> I'm forwarding this to netdev, as these are very interesting
> results (even if I don't beleive them).
> I questioned whether you actually did receive at that rate to
> which you responded:
> > - using Click, we can receive 100% of (small) packets at gigabit
> > speed with TWO cards (2gigabit/s ~ 2.8Mpps)
> > - using linux and standard e1000 driver, we can receive up to about
> > 80% of traffic from a single nic (~1.1Mpps)
> > - using linux and a modified (simplified) version of the driver, we
> > can receive 100% on a single nic, but not 100% using two nics (up
> > to ~1.5Mpps).
> > Reception means: receiving the packet up to the rx ring at the
> > kernel level, and then IMMEDIATELY drop it (no packet processing,
> > no forwarding, nothing more...)
In more detail please... The RX ring must be refilled? And HW DMA's
the to memory-buffer? But I assume data it not touched otherwise.
Touching the packet-data givs a major impact. See eth_type_trans
in all profiles.
So what forwarding numbers is seen?
> > But the limit in TRANSMISSION seems to be 700Kpps. Regardless of
> > - the traffic generator,
> > - the driver version,
> > - the O.S. (linux/click),
> > - the hardware (broadcom card have the same limit).
> > - in transmission we CAN ONLY trasmit about 700.000 pkt/s when the
> > minimum sized packets are considered (64bytes long ethernet minumum
> > frame size). That is about HALF the maximum number of pkt/s considering
> > a gigabit link.
> > What is weird, is that if we artificially "preload" the NIC tx-fifo with
> > packets, and then instruct it to start sending them, those are actually
> > transmitted AT WIRE SPEED!!
OK. Good to know about e1000. Networking is most DMA's and CPU is used
adminstating it this is the challange.
> > These results have been obtained considering different software
> > generators (namely, UDPGEN, PACKETGEN, Application level generators)

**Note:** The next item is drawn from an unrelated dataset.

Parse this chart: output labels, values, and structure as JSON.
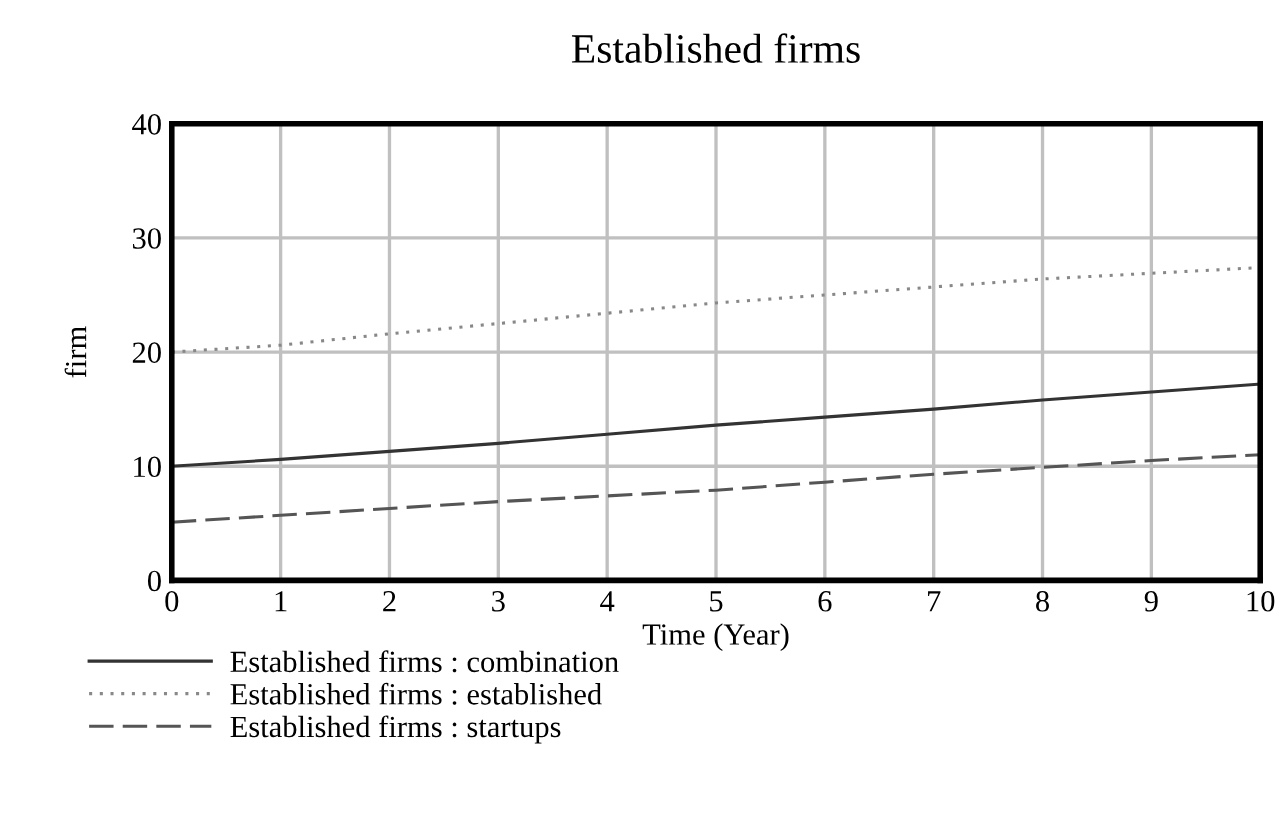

> > under LINUX (2.4.x, 2.6.x), and under CLICK (using a modified version of
> > UDPGEN).
We get a hundred kpps more...Turn off all mitigation so interrupts are
undelayed so TX ring can be filled as quick as possible.
Even you could try to fill TX as soon as the HW says there are available
buffers. This could even be done from TX-interrupt.
> > The hardware setup considers
> > - a 2.8GHz Xeon hardware
> > - PCI-X bus (133MHz/64bit)
> > - 1G of Ram
> > - Intel PRO 1000 MT single, double, and quad cards, integrated or on a
> > PCI slot.
> > Is there any limit on the PCI-X (or PCI) that can be the bottleneck?
> > Or Limit on the number of packets per second that can be stored in the
> > NIC tx-fifo?
> > May the lenght of the tx-fifo impact on this?
Small packet performance is dependent on low latency. Higher bus speed
gives shorter latency but also on higher speed buses there use to be
bridges that adds latency.
For packet generation we use still 866 MHz PIII:s and 82543GC on serverworks
64-bit board which are faster than most other systems. So for testing routing
performance in pps we have to use several flows. This gives the advantage to
test SMP/NUMA as well.